Le second défi est culturel. Comme pour toute innovation, la nouveauté suscite beaucoup d’intérêt – on l’a vu avec nos nouveaux annonceurs et l’intérêt du public – mais aussi parfois des réactions de défiance qui, même si elles sont minoritaires, doivent être adressées. Au lancement, nous avons dû faire beaucoup de pédagogie, avec l’aide de la RATP et de la SNCF. Nous avons été confrontés à des interrogations sur l’aspect écologique de la solution. Nous avons pu montrer que nous avons une approche économe (extinction la nuit, adaptation à la luminosité ambiante…), que nous approchons de la consommation énergétique du mobilier papier rétroéclairé, et que nous évitons des couts papiers et logistiques conséquents. Nous avons aussi été victime de désinformation et de vandalisme de la part de quelques mouvements « anti-pub », qui craignaient que les systèmes de mesure d’audience initialement prévus dans le cahier des charges puissent être détournés à terme en une approche plus intrusive et dans de la publicité ciblée. D’un commun accord avec les concédants (RATP et SNCF), il a d’ailleurs été décidé de ne pas équiper les mobiliers déployés de ce système de métrologie, qui aurait permis de mesurer, visuel par visuel, le dénombrement précis des contacts. Il est à noter que dans cette phase, les annonceurs sont d’abord sensibles au rendu qualitatif et à la puissance des univers dans lesquels ces mobiliers sont présents.

Avez-vous prévu des évolutions futures ?

En tant que régie, notre priorité est de développer des innovations marketing au service des annonceurs. Avec ces nouveaux dispositifs, le numérique nous permet une maîtrise temps réel de toute la chaîne publicitaire, du logiciel de planification de campagne et d’achat d’espace aux mobiliers numériques intelligents eux-mêmes, répartis sur tout le territoire.
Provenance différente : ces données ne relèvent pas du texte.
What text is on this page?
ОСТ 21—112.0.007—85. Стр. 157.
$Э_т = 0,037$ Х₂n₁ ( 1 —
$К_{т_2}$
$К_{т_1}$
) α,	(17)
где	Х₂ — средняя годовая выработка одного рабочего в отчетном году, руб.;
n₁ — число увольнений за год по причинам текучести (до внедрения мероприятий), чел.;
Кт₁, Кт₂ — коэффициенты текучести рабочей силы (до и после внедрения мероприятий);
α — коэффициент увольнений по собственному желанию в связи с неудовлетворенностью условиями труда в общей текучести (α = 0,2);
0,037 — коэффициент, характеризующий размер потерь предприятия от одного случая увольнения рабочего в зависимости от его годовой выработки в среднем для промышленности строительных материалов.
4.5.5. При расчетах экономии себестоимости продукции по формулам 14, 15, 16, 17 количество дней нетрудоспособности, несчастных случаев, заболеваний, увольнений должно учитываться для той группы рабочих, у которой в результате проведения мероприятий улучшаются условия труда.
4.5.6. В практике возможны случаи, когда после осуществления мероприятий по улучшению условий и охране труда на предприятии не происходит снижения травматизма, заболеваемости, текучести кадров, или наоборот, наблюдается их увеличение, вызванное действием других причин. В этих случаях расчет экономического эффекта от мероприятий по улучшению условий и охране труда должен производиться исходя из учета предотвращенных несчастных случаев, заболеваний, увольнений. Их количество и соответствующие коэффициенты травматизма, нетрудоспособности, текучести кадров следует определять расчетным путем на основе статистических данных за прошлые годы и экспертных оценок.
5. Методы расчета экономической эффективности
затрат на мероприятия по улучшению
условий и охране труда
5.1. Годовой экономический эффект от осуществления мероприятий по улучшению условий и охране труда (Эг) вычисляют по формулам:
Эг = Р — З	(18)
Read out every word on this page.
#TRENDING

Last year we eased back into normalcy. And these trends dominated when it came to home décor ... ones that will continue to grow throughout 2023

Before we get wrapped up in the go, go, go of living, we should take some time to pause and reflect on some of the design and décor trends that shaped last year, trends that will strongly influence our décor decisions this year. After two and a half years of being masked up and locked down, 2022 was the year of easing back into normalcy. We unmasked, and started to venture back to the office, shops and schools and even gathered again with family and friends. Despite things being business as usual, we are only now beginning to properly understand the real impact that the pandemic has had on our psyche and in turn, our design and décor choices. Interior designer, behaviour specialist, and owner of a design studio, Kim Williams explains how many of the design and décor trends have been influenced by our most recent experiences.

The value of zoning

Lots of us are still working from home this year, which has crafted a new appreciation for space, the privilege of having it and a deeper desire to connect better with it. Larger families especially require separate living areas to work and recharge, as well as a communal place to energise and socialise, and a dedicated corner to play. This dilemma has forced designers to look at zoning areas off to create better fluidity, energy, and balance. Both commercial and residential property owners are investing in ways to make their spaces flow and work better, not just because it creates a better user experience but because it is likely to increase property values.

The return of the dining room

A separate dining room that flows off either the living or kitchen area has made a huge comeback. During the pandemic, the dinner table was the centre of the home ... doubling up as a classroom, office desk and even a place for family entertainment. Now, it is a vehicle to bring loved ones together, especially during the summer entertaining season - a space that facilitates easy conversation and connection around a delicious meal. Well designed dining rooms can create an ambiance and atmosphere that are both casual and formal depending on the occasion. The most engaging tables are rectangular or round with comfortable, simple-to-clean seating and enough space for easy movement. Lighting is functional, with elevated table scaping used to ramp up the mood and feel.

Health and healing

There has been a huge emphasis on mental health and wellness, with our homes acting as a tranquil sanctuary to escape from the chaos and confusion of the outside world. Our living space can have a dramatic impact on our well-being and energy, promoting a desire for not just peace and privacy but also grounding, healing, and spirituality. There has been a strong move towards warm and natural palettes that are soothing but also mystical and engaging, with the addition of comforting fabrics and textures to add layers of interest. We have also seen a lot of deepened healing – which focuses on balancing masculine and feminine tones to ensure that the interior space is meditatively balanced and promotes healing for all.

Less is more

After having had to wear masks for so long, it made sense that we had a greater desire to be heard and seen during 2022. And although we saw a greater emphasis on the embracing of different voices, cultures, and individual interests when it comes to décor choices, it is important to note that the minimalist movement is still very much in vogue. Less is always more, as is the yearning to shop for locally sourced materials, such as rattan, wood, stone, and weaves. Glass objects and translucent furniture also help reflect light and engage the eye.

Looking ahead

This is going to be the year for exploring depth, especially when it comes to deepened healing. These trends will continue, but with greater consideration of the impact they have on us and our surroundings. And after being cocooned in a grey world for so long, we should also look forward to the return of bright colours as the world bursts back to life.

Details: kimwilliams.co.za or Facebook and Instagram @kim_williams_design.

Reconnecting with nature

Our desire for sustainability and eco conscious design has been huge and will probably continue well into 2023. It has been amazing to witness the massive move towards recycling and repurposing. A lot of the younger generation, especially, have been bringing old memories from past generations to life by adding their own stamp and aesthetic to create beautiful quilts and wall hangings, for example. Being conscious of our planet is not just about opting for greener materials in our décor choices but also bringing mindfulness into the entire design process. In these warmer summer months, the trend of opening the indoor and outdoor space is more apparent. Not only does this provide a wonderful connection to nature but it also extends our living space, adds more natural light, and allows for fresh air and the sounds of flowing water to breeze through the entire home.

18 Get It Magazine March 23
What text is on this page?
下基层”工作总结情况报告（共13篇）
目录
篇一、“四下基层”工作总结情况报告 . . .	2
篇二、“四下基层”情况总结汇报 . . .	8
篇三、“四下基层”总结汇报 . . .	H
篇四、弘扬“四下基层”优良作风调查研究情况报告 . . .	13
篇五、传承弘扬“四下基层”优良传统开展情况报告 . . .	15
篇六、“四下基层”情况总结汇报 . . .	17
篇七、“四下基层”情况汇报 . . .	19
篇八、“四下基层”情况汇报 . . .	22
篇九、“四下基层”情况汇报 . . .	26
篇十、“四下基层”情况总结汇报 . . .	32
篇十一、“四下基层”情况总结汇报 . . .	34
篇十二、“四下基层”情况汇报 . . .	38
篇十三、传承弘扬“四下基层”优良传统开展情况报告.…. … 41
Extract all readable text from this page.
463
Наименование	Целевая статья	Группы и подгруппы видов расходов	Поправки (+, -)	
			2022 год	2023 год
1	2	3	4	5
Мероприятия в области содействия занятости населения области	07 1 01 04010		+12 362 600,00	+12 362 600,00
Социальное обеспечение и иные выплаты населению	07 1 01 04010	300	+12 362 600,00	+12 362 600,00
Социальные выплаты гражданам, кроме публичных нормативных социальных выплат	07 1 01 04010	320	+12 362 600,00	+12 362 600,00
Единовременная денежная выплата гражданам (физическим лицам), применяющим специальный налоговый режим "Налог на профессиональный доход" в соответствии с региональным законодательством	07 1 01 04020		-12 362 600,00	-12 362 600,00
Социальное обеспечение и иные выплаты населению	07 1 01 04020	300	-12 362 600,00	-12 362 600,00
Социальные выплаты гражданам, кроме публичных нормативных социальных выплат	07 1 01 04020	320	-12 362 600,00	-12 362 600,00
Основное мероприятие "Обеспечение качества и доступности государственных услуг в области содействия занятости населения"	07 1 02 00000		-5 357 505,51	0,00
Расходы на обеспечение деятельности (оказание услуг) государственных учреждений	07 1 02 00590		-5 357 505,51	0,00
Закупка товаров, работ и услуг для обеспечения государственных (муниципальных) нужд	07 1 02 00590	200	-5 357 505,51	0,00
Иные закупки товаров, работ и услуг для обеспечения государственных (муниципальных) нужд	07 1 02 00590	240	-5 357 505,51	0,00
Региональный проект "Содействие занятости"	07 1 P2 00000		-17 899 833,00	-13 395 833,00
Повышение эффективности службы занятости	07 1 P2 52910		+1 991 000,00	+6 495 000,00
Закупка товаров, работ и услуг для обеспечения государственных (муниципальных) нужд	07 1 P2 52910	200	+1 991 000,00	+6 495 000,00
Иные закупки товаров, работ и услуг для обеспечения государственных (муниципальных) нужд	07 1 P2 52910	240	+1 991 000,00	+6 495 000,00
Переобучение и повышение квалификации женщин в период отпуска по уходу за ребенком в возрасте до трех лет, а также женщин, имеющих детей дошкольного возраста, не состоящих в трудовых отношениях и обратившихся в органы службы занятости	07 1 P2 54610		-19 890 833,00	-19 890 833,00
Cela permet de développer des stratégies digitales originales et sur mesure, impossibles jusqu’alors. Par exemple, nous avons conçu un système permettant d’insérer dans le visuel publicitaire des flux de données actualisés en temps réel. Lors des JO, Eurostar a inséré dans sa campagne un flux d’actualité sur les résultats des épreuves, les médailles remportées, les classements, etc. Ce flux peut être adapté selon la localisation. On peut ainsi incruster dans l’affiche de promotion d’un film l’horaire des prochaines séances dans le cinéma le plus proche, et le nombre de places restantes, tout cela étant actualisé régulièrement. Grâce au Wi-Fi et au NFC, on pourra enfin offrir aux voyageurs intéressés par la campagne bien plus qu’un QR code à flasher : des jeux, des badges ou du couponing à télécharger, qui peuvent être adaptés en temps réel selon l’analyse marketing. Par exemple, les 10 premiers passants intéressés pourront se voir proposer une promotion de 10 Euros s’ils se rendent au revendeur de proximité, ou achètent par Internet, dans un délai donné. On peut proposer des jeux permettant d’intéresser le passant à la marque, et de le fidéliser. Tout cela peut être optimisé en temps réel selon l’affluence, l’analyse de la demande, les stocks, etc., et ce de manière géolocalisée. Au-delà de la réactivité et de la flexibilité, qui offrent déjà des bénéfices immédiats, c’est sur cet axe d’interactivité que le mobilier publicitaire numérique ouvre à terme le plus de perspectives. Il faudra sans doute un peu de temps pour que cela s’installe en termes d’usages, pour que les gens perçoivent que les mobiliers vidéo sont bien plus que des affiches numériques : des hubs de services. Mais c’est un nouveau monde qui s’ouvre et MRE met tout en œuvre pour en être un des pionniers majeurs.